Alors que la situation continue de se dérouler, l'accent reste mis sur la question de savoir si le gouvernement pakistanais adoptera une approche plus conciliante ou maintiendra sa position de ligne dure. La capacité du JAAC à organiser de nouvelles manifestations et à maintenir la pression sur Islamabad déterminera probablement la trajectoire du conflit.
3 articles
India TodayIndépendantGaucheil y a 23 j 1,5 million de Cachemiriens marchent à travers la POK alors que le Pakistan intensifie sa répression des manifestantsPlus de 1,5 million de personnes ont défilé à travers le Cachemire occupé par le Pakistan (POK) dans des manifestations anti-gouvernementales, à la suite d'une répression qui a tué 11 civils. Les manifestations, organisées par la Joint Awami Action Committee (JAAC), ont augmenté d'intensité au milieu des accusations selon lesquelles les autorités pakistanaises réprimdaient les dissidents et ignorent les griefs de longue date. Le mouvement a commencé le 5 juin en raison de l'augmentation des prix de l'électricité et du blé et s'est intensifié après une sévère répression par la police le 8 juin.

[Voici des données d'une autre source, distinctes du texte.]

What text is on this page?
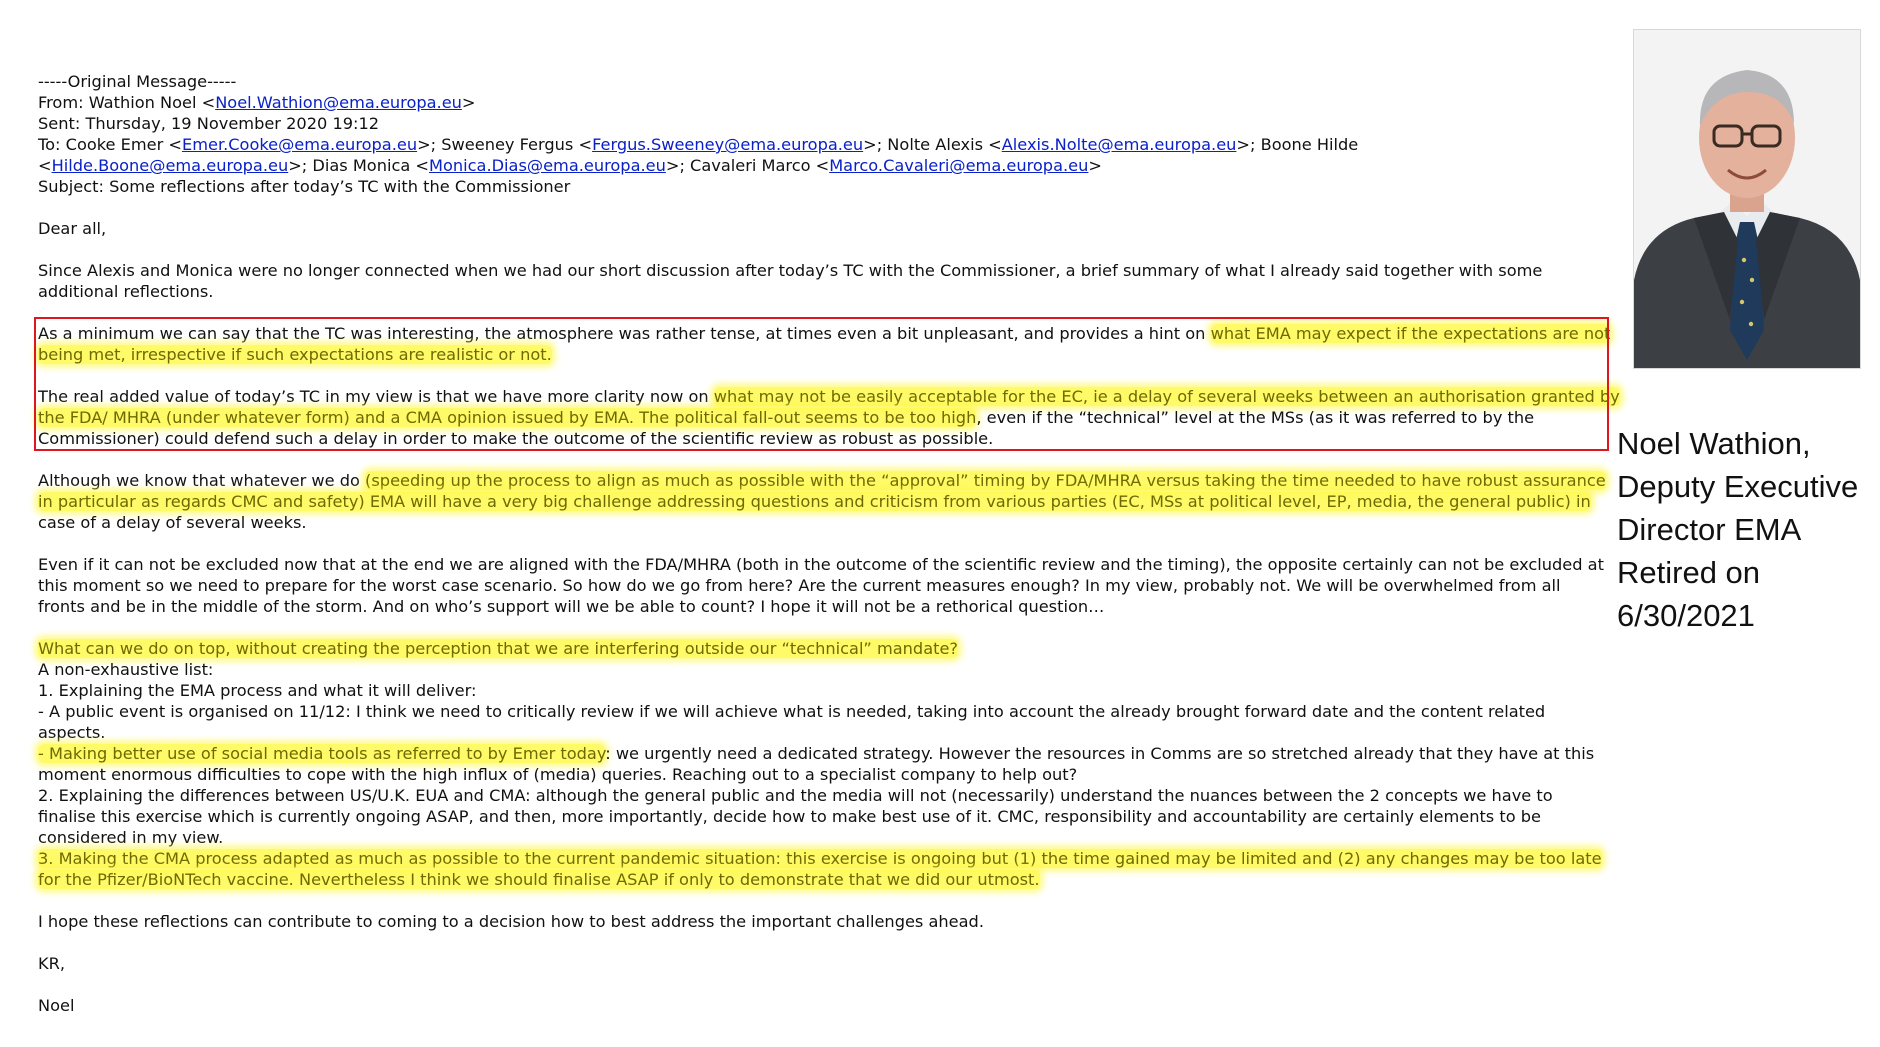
-----Original Message-----
From: Wathion Noel <Noel.Wathion@ema.europa.eu>
Sent: Thursday, 19 November 2020 19:12
To: Cooke Emer <Emer.Cooke@ema.europa.eu>; Sweeney Fergus <Fergus.Sweeney@ema.europa.eu>; Nolte Alexis <Alexis.Nolte@ema.europa.eu>; Boone Hilde
<Hilde.Boone@ema.europa.eu>; Dias Monica <Monica.Dias@ema.europa.eu>; Cavaleri Marco <Marco.Cavaleri@ema.europa.eu>
Subject: Some reflections after today’s TC with the Commissioner
Dear all,
Since Alexis and Monica were no longer connected when we had our short discussion after today’s TC with the Commissioner, a brief summary of what I already said together with some
additional reflections.
As a minimum we can say that the TC was interesting, the atmosphere was rather tense, at times even a bit unpleasant, and provides a hint on what EMA may expect if the expectations are not
being met, irrespective if such expectations are realistic or not.
The real added value of today’s TC in my view is that we have more clarity now on what may not be easily acceptable for the EC, ie a delay of several weeks between an authorisation granted by
the FDA/ MHRA (under whatever form) and a CMA opinion issued by EMA. The political fall-out seems to be too high, even if the “technical” level at the MSs (as it was referred to by the
Commissioner) could defend such a delay in order to make the outcome of the scientific review as robust as possible.
Although we know that whatever we do (speeding up the process to align as much as possible with the “approval” timing by FDA/MHRA versus taking the time needed to have robust assurance
in particular as regards CMC and safety) EMA will have a very big challenge addressing questions and criticism from various parties (EC, MSs at political level, EP, media, the general public) in
case of a delay of several weeks.
Even if it can not be excluded now that at the end we are aligned with the FDA/MHRA (both in the outcome of the scientific review and the timing), the opposite certainly can not be excluded at
this moment so we need to prepare for the worst case scenario. So how do we go from here? Are the current measures enough? In my view, probably not. We will be overwhelmed from all
fronts and be in the middle of the storm. And on who’s support will we be able to count? I hope it will not be a rethorical question…
What can we do on top, without creating the perception that we are interfering outside our “technical” mandate?
A non-exhaustive list:
1. Explaining the EMA process and what it will deliver:
- A public event is organised on 11/12: I think we need to critically review if we will achieve what is needed, taking into account the already brought forward date and the content related
aspects.
- Making better use of social media tools as referred to by Emer today: we urgently need a dedicated strategy. However the resources in Comms are so stretched already that they have at this
moment enormous difficulties to cope with the high influx of (media) queries. Reaching out to a specialist company to help out?
2. Explaining the differences between US/U.K. EUA and CMA: although the general public and the media will not (necessarily) understand the nuances between the 2 concepts we have to
finalise this exercise which is currently ongoing ASAP, and then, more importantly, decide how to make best use of it. CMC, responsibility and accountability are certainly elements to be
considered in my view.
3. Making the CMA process adapted as much as possible to the current pandemic situation: this exercise is ongoing but (1) the time gained may be limited and (2) any changes may be too late
for the Pfizer/BioNTech vaccine. Nevertheless I think we should finalise ASAP if only to demonstrate that we did our utmost.
I hope these reflections can contribute to coming to a decision how to best address the important challenges ahead.
KR,
Noel
Noel Wathion,
Deputy Executive
Director EMA
Retired on
6/30/2021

Lecture du biais (Gauche): L'article décrit les manifestations comme des manifestations légitimes de dissidence contre le régime d'Islamabad, mettant en évidence les victimes civiles et la répression des autorités pakistanaises.
Times of IndiaIndépendantCentreil y a 24 j Les affrontements meurtriers, la répression du JAAC et les appels à la réforme: pourquoi la PoK est en bouillieLe Cachemire occupé par le Pakistan (PoK) a connu des troubles en raison de la répression intensifiée du Comité d'action commun Awami (JAAC), qui a été déclaré illégal par le gouvernement PoJK. Les affrontements entre manifestants et forces de sécurité ont entraîné des morts, des arrestations et une attention internationale accrue. Le JAAC a initialement gagné du soutien grâce à des campagnes de secours économique, mais a depuis détourné l'attention vers la demande de réformes constitutionnelles et une plus grande responsabilité. Le gouvernement PoJK a offert une récompense pour les informations menant à l'arrestation de personnalités clés du JAAC.

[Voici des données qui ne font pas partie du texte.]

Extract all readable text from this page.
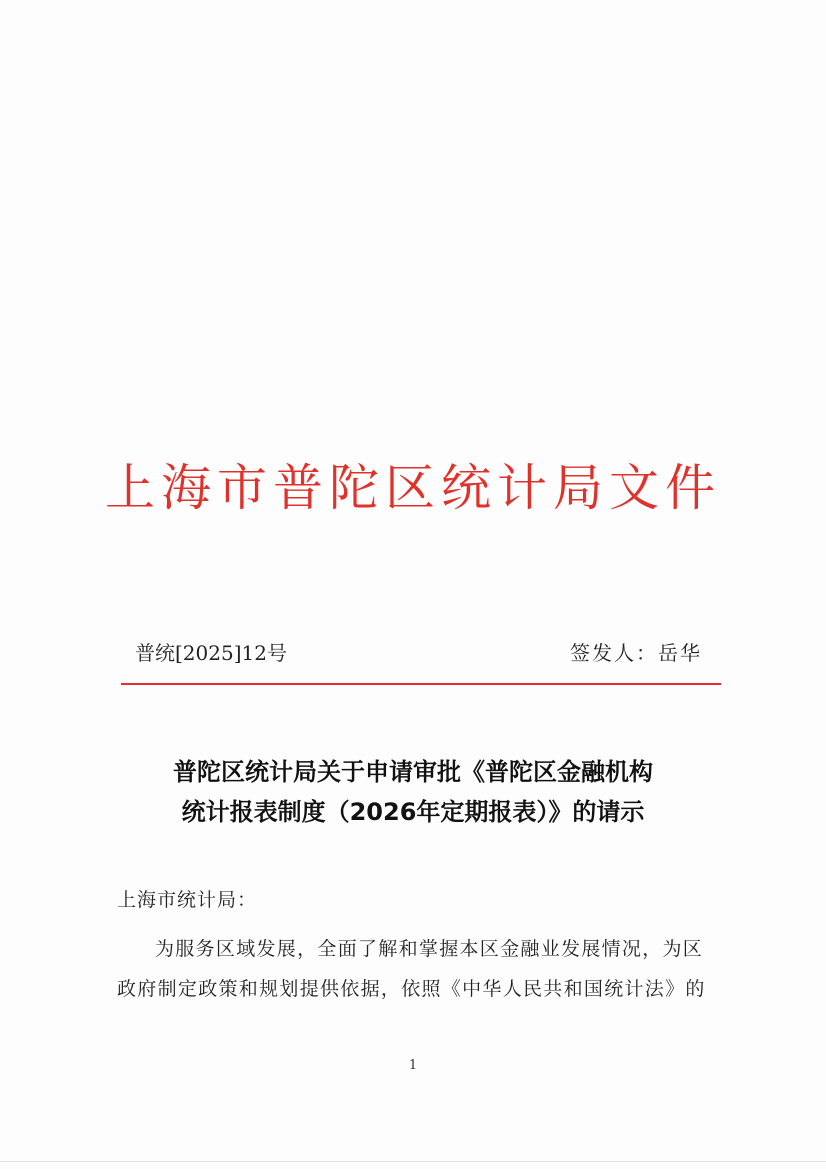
上海市普陀区统计局文件
普统[2025]12号	签发人：岳华
普陀区统计局关于申请审批《普陀区金融机构
统计报表制度（2026年定期报表）》的请示
上海市统计局：
为服务区域发展，全面了解和掌握本区金融业发展情况，为区
政府制定政策和规划提供依据，依照《中华人民共和国统计法》的
1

Lecture du biais (Centre): L'article présente des détails factuels sur la situation en Corée du Sud sans favoriser ouvertement aucune partie. Il rapporte les actions de la JAAC et du gouvernement de la Corée du Sud, y compris les raisons derrière les manifestations et la réponse du gouvernement.
India TodayIndépendantGaucheil y a 24 j Le massacre des Cachemiriens par le Pak met la POK sur le bord du couteau, un grand affrontement à venirAprès un incident violent au Cachemire occupé par le Pakistan (POK) où les forces de sécurité pakistanaises auraient tué au moins 11 personnes et blessé plus de 70 autres, les tensions demeurent élevées dans la région.
Lecture du biais (Gauche): L'article utilise un langage fort et émotionnel comme "massacre" et "région illégalement occupée", qui décrit la situation comme un acte d'agression par le Pakistan.